Myoukenji1 茅ヶ崎は、大岡越前守忠相ゆかりの地。
先週には、大岡越前祭があったという。
家康が関東に入府したときに、大岡家は茅ヶ崎に知行地をもらったことがその由来で、その代々の菩提寺が、市北部にある「浄見寺」。
車で走行中、発見し寄り道。
その庭がこちら。
静謐で心が静まりましたよ。

Abbado_mahler9_bpo 今日は、マーラー交響曲第9番
こんな中身の濃い大曲、平日の晩に気軽に聴けないけれど、今回はアバドの指揮で、どうしても取りださざるをえなかった。
最近のエントリーは、お気に入りのシンフォニーが続いております。
チャイコフスキーの5番を除いては、以前の記事に書いた「私の好きな曲ベスト」の交響曲部門ノミネート曲なのです。
それを、私の現役フェイバリット指揮者で取り上げるという、はなはだ自分勝手な特集なのだ。
その指揮者は、弊ブログをご覧いただいているとおわかりのメンバーで、登場回数も多い人たちなのですよ。
ハイティンク、プレヴィン、マリナー、アバド。あとは最近微妙になりつつあるけどヤンソンス。ヤンソンスだけ、ちょっとスターっぽいけど、基本は真面目で静かな指揮者が好き。
真面目にコツコツだけど、時に熱いものを吹きあげるような情熱を秘めている。

アバドとは、通算もう36年の付き合い。
ずっと変わらず聴いてきた。
ウィーン・フィルと来たときも、振ってるだけとかオーケストラに乗っかってるだけとか言われ、散々の評価を受けてしまった。
アバドの指揮の基本は、オーケストラとの協調と、音楽を一緒に作り上げることに喜びを見出そうとするコスモポリタン的な連帯意識。
それらを無心なまでに訴求し、病の淵から復活した今、最高の高みに達している。
 アバドは勉強家だから、ベーレンライター版をとりいれたり、ピリオド奏法も少しやってみたりと、進取の精神の若さを保っているが、本人は、そんなことはどうでもいいと思ってやっているのかもしれない。
 そこに音楽があるから、音楽が好きだから、そんな純粋な思いだけで貫かれている、いつまでも前向きなアバドなんだ。
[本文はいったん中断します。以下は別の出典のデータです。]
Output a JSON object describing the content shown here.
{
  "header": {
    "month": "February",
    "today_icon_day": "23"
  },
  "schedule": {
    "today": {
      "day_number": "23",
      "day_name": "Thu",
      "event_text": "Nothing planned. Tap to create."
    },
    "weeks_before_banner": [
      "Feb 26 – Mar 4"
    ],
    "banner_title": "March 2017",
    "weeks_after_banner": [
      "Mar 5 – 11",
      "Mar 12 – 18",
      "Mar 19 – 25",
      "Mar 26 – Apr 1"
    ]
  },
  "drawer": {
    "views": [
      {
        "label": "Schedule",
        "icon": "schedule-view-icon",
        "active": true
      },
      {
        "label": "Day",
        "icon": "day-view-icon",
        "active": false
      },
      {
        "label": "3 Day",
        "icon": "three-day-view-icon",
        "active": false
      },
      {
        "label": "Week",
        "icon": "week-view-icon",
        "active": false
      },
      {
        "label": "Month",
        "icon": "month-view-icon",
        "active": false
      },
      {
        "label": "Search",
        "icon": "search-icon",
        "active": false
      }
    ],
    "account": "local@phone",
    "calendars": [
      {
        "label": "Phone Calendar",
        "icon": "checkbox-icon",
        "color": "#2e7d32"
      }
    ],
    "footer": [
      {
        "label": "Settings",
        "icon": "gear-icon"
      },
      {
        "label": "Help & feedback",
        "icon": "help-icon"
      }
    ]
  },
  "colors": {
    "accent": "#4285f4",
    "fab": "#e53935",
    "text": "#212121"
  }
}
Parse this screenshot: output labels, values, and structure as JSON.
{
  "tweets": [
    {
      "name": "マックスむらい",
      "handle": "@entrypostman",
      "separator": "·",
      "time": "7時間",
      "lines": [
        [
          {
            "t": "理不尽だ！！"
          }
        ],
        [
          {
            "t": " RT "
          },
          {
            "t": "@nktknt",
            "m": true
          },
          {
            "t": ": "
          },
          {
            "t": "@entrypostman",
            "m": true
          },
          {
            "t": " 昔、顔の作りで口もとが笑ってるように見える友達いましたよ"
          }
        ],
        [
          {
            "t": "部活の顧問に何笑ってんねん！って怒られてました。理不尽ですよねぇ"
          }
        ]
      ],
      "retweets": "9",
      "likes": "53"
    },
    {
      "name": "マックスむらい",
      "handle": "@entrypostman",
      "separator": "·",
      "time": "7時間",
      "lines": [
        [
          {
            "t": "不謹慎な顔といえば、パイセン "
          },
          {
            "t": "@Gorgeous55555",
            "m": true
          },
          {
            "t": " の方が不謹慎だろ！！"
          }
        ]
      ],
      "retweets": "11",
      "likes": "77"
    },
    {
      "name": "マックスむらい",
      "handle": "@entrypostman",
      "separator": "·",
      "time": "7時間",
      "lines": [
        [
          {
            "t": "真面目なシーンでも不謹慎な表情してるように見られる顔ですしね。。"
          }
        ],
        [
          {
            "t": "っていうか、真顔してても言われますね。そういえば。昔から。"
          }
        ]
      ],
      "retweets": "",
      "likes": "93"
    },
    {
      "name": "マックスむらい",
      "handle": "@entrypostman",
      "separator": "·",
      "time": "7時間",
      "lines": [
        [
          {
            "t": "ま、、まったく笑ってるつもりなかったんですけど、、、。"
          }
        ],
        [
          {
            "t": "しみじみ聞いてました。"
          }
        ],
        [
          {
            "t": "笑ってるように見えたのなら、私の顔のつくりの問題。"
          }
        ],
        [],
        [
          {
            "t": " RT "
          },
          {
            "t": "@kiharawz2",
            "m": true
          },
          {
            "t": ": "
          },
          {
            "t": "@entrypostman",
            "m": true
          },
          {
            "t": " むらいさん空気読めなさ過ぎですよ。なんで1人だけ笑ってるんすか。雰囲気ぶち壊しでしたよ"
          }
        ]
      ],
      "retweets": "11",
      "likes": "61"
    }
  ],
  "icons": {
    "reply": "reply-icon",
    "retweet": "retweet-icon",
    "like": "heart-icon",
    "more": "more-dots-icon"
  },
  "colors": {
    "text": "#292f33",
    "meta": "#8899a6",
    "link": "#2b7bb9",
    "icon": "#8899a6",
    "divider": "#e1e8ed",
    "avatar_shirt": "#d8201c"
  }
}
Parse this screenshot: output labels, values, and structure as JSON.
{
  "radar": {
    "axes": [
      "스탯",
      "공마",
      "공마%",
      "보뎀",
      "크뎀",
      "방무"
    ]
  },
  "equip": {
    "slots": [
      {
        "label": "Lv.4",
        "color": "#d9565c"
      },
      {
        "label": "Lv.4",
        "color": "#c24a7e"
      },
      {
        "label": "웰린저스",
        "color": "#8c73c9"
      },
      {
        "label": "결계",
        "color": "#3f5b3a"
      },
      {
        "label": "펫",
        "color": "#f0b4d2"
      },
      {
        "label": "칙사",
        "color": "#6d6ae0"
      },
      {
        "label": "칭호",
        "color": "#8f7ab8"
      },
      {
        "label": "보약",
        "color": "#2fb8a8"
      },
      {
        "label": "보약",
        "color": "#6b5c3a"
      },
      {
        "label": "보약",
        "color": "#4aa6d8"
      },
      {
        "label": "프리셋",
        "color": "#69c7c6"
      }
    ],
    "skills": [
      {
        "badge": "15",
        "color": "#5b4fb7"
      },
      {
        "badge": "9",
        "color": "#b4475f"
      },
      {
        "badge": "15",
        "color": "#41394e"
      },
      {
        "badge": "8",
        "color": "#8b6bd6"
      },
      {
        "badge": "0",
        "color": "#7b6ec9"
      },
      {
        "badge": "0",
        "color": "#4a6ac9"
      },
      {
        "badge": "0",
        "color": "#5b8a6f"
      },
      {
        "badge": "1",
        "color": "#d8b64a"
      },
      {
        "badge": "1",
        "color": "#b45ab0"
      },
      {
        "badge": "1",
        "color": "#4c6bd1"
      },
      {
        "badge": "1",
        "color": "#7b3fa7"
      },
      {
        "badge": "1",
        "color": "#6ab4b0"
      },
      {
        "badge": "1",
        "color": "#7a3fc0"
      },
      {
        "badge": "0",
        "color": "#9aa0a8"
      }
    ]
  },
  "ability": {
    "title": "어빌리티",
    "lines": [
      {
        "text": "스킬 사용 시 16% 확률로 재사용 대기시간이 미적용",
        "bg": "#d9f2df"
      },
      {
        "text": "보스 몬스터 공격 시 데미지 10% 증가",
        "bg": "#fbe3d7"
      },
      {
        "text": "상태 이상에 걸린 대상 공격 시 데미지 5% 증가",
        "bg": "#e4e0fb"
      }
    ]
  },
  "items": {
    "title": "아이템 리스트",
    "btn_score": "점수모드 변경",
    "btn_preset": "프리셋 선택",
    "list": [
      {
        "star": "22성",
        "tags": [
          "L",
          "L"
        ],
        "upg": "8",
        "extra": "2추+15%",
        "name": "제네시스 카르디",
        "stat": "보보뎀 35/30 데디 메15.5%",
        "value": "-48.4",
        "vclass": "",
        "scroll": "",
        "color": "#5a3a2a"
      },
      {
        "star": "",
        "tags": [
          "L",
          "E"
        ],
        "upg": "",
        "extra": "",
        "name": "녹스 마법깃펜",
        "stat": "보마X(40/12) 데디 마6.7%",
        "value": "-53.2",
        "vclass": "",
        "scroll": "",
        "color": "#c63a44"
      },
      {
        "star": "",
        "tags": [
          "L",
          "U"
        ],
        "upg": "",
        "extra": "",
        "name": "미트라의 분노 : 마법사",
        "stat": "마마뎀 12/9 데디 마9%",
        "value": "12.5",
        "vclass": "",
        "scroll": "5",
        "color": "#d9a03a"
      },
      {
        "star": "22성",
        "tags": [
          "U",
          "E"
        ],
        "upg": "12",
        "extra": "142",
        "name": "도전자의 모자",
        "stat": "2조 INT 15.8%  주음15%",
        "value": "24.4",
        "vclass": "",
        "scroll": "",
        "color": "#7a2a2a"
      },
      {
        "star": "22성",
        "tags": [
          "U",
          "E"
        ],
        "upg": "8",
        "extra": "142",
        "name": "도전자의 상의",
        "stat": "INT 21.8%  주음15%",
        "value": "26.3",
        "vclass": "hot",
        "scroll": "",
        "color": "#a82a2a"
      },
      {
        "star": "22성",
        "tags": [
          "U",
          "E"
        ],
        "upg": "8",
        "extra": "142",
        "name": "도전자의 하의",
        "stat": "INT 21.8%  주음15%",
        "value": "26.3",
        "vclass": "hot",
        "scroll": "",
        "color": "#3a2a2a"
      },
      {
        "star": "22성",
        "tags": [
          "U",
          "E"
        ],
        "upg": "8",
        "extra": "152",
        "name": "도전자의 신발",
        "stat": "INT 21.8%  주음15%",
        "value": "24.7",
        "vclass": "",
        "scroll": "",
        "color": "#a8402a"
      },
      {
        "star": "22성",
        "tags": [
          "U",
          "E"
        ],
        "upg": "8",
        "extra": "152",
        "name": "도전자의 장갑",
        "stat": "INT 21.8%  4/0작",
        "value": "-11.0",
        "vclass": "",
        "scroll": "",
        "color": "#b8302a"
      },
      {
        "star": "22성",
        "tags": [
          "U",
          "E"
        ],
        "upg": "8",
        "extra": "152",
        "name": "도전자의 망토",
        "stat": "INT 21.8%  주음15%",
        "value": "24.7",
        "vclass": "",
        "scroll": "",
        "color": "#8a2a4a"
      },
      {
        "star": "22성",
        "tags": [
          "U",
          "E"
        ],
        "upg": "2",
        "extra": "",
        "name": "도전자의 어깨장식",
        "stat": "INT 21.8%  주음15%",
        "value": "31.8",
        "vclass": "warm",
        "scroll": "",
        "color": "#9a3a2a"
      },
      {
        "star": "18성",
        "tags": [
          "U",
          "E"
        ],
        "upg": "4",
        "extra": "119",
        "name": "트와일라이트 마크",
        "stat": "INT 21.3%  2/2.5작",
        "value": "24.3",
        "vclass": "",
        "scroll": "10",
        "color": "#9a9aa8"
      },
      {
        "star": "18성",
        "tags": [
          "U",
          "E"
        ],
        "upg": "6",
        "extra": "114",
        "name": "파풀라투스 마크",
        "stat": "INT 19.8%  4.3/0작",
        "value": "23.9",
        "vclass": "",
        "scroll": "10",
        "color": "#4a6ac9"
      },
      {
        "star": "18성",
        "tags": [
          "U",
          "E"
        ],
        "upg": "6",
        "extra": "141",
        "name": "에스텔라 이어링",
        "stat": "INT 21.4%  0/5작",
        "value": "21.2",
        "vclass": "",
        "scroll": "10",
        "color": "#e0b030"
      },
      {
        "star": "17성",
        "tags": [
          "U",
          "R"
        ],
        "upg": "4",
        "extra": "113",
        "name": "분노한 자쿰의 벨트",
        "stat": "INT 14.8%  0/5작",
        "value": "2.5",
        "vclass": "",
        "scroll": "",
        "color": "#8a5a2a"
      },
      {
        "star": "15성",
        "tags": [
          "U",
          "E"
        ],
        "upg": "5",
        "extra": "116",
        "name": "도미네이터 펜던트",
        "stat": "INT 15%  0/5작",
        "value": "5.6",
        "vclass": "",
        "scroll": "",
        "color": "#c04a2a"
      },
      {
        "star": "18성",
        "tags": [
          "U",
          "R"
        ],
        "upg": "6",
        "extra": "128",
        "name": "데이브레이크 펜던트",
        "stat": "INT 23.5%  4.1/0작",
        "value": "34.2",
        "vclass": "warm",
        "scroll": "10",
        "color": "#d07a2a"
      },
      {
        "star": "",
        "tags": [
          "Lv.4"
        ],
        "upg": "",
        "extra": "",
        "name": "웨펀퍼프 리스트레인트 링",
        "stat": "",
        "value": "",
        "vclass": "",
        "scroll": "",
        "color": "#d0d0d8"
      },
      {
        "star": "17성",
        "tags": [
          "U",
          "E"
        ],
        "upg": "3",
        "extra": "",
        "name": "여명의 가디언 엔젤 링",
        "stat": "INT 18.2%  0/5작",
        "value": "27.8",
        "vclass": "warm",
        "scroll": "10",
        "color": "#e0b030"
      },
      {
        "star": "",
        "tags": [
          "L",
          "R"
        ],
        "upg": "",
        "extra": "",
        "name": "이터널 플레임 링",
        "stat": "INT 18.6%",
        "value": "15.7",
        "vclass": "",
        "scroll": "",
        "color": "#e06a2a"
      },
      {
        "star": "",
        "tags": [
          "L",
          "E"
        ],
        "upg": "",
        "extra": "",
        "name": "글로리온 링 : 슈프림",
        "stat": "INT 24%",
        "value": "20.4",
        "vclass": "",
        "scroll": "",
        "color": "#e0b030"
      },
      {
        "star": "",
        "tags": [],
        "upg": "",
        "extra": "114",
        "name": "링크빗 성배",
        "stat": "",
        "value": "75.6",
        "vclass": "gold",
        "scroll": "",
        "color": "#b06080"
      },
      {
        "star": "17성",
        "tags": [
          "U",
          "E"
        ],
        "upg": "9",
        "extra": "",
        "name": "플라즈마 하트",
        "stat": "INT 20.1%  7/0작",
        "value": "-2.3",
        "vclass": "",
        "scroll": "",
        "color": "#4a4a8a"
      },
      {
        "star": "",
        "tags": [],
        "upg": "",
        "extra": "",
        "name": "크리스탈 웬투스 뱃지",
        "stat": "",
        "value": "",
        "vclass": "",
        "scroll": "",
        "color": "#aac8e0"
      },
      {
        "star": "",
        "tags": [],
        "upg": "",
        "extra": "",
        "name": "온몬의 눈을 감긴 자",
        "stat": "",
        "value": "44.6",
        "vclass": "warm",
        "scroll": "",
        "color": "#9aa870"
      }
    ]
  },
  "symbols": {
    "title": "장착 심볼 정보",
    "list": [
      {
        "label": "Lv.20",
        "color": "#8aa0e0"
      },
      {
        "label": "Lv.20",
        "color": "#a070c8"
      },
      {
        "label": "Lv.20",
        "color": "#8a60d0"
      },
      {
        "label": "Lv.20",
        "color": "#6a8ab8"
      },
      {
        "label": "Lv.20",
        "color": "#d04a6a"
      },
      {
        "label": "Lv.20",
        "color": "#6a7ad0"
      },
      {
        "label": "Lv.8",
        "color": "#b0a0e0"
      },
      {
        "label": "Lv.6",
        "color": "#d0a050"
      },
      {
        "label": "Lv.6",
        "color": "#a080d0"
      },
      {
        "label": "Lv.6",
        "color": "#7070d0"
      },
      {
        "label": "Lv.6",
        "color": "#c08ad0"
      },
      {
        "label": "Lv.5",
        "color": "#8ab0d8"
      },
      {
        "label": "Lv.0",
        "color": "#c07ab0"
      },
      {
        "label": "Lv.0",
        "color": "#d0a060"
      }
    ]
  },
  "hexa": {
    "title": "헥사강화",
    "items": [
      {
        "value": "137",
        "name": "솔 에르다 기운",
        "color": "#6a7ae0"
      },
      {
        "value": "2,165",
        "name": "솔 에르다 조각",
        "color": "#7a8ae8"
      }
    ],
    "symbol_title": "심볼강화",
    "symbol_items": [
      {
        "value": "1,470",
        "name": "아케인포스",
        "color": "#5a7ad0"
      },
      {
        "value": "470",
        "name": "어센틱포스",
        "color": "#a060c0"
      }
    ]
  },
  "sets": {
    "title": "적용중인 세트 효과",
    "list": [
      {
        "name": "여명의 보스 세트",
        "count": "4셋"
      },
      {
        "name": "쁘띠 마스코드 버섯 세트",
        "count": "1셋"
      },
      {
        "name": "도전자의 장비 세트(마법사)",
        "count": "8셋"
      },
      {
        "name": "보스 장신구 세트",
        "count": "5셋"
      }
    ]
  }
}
ベルリンフィルとのこの録音は、1999年9月のマーラー・ツィクルスでの演奏会ライブ。
この頃はすでに病魔に冒されていて、翌年の演奏会は大半がキャンセルされてしまった。
そして、2000年11月にびっくりするくらいに痩せてしまい、目だけが鬼気せまる気迫に満ちた様相で「トリスタン」をひっさげて文化会館に現れた。
スカラ座の「シモン」、ベルリンの「トリスタン」、いずれも文化会館のピットでのアバドの指揮ぶりは、わたくし生涯忘れ得ぬ思い出でございます。

久しぶりに、アバドへの思いを書き連ねてしまった。

肝心のマーラーの第9。
深刻になりすぎず、精緻。しかしよく歌い、表情は明るい。
そんなアバドのマーラー。バーンスタインやテンシュテットのような陶酔的な演奏とは対極にあるすっきり系の演奏。
でもその細部は、ベルリンフィルの驚異の名技性とアンサンブルを得て、完璧なまでに研ぎ澄まされ、ところどころ、おやっと思うような表情付けがあったりするものだから気がおけない。
そして、ウェーベルンをも思わせるような1楽章の終わりの無常観に明晰な歌を聴かせてくれるところは、まさにオペラのアバド。
それは、終楽章も同じで、終始よどみないテンポで歌うこと!
アバドのトリスタンも、音楽をつきつめて、歌に特化した先に生れた、しなやかかつ緻密な演奏だが、そのアバド・トリスタン的な世界を感じさせる光明あふれる浄化の世界。
「死に絶えるように・・・」とマーラーが楽譜に記した言葉。
そして、その死の先の浄化を大いに意識させるのが、このアバドの演奏。
そう、死の先は終わりでなく、そこに救いがあるのです。
そんな明るいアバドのマーラーの第9。

ルツェルンでのマーラーは、ひとまずお休み状態だが、是非ともこの第9をやってほしい。
それと、トリスタンの1幕・3幕。そしてヴェルディのレクイエムに、マタイ、大地の歌・・・・。

Chigasaki_2_2 先の浄見寺を出ると、そこには、こんな鮮やかな桜の花が青空に映えて待ち受けていた・・・・・・。

このアバドのライブ、最後の音が消えてから38秒にもおよぶ静寂とその後のじわじわと盛り上がる拍手が収録されている。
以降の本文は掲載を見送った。